De son côté, Julien avait reçu les instructions de Mélissa et recherchait toutes les informations correspondantes à l'histoire de Maddie Leimard. Recherches fructueuses puisqu'il retrouva l'arbre généalogique de celle-ci. Elle avait été mariée deux fois. Son premier mari, un drogué succomba à une overdose de TRAX. Elle avait 20 ans. Son second mari Henri, le père des jumeaux David et Marie Leimard, alcoolique et violent, leur avait fait vivre un enfer selon les mains courantes de la police et les rapports des passages à l'hôpital pour coups et blessures sur elle et ses enfants. C'est après une querelle, un soir où Henri Leimard était parti se saouler dans un bar que le feu avait pris à leur appartement. On ne réussit à sauver que David et sa mère des flammes et de la fumée. Dans un même temps, le corps de Marie disparut de la morgue. Le mari de Maddie revint une fois, une dispute éclata entre les époux pour la énième fois et il déménagea. Après ça, Maddie n'entendit plus parler d'Henri et resta seule avec David alors âgé d'une dizaine d'années et pratiquement aveugle. C'est là qu'un professeur, à la recherche de cobayes pour des expérimentations sur les yeux, lança un appel à la population et que Maddie, à court d'argent, avait répondu à l'annonce. Parvenu au succès, le professeur Rubens récompensa les petits miraculés en leur offrant une partie de sa fortune pour leur permettre de recommencer une nouvelle vie à leur majorité. Apparemment, Maddie n'avait pas bénéficié de l'argent de son fils puisqu'elle avait continué à vivre modestement. Ensuite, plus de trace de David, comme s'il avait disparu du jour au lendemain. C'est là qu'il avait dû changer de nom. Julien envoya les résultats à Mélissa qui sauta de joie en les lisant. Elle raconta ses découvertes à Greg, tout en montant dans le vaisseau qui les ramenaient sur l'Argon. Ne restait plus qu'à attendre le réveil de Maddie pour en savoir plus.
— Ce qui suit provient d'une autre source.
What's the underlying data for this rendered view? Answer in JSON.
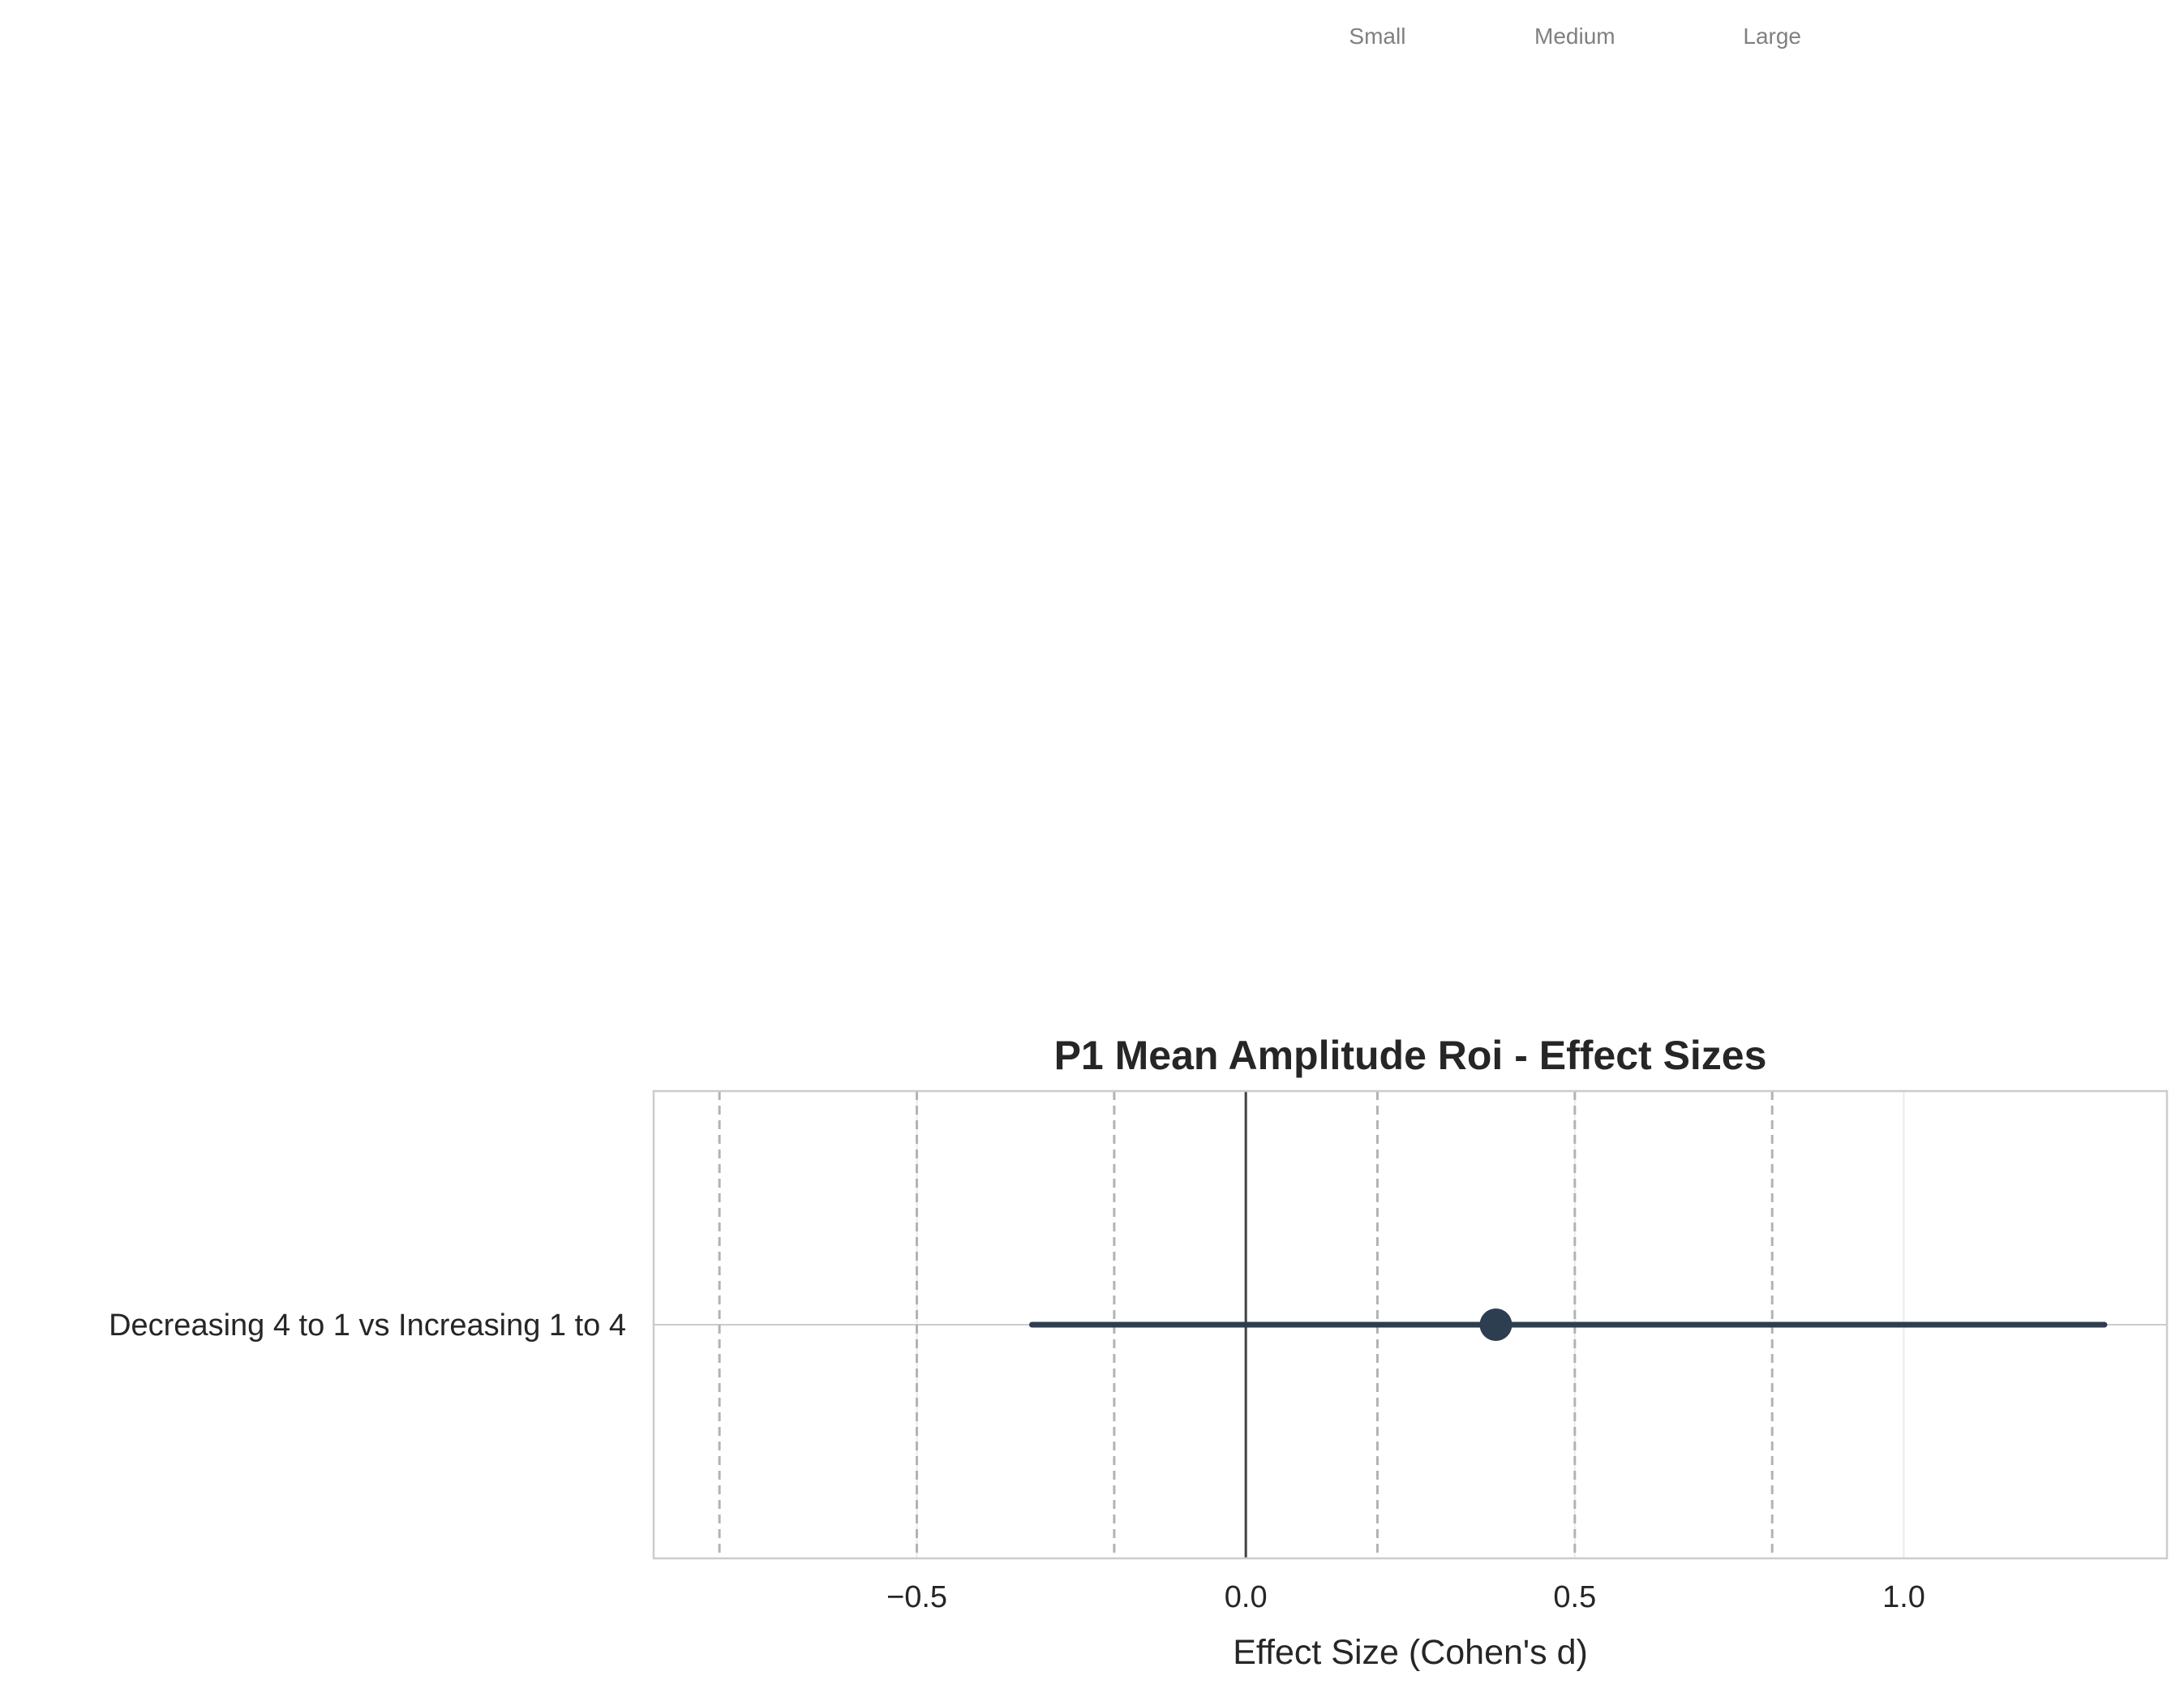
{
  "chart_data": {
    "type": "forest",
    "title": "P1 Mean Amplitude Roi - Effect Sizes",
    "xlabel": "Effect Size (Cohen's d)",
    "ylabel": "",
    "xlim": [
      -0.9,
      1.4
    ],
    "xticks": [
      -0.5,
      0.0,
      0.5,
      1.0
    ],
    "xtick_labels": [
      "−0.5",
      "0.0",
      "0.5",
      "1.0"
    ],
    "grid": true,
    "comparisons": [
      {
        "label": "Decreasing 4 to 1 vs Increasing 1 to 4",
        "estimate": 0.38,
        "ci_low": -0.325,
        "ci_high": 1.305
      }
    ],
    "reference_line": 0.0,
    "threshold_lines": [
      -0.8,
      -0.5,
      -0.2,
      0.2,
      0.5,
      0.8
    ],
    "threshold_labels": [
      {
        "text": "Small",
        "x": 0.2
      },
      {
        "text": "Medium",
        "x": 0.5
      },
      {
        "text": "Large",
        "x": 0.8
      }
    ],
    "colors": {
      "point": "#2c3e50",
      "ci_line": "#2c3e50",
      "threshold": "#b3b3b3",
      "reference": "#404040",
      "annotation": "#808080"
    }
  }
}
Dans la nuit, une ombre blanche et verte, furtive s'introduisit dans l'hôpital, longea les couloirs éclairés par les deux lunes et entra dans une des chambres. A tâtons, l'ombre se saisit d'un oreiller posé sur un fauteuil à coté du lit, s'approcha et regarda le visage endormi, hésita un instant et recouvrit celui-ci. La personne ne se débattit pas ou peu, visiblement diminuée par les calmants. Un bruit de pas dans le couloir l'interrompit, une alarme se déclencha sur la puce collée sur la tempe de la patiente, ils se dirigeaient vers la porte. Vite, il se cacha dans la penderie et attendit que l'infirmière vérifie les constantes et sorte. L'infirmière parla quelques instants avec le médecin qui avait accouru. Les pas et les voix s'éloignèrent. Il soupira et décampa en laissant son projet en suspend. Il avait le temps, il reviendrait. Le week-end commencerait, il y aurait moins de surveillance.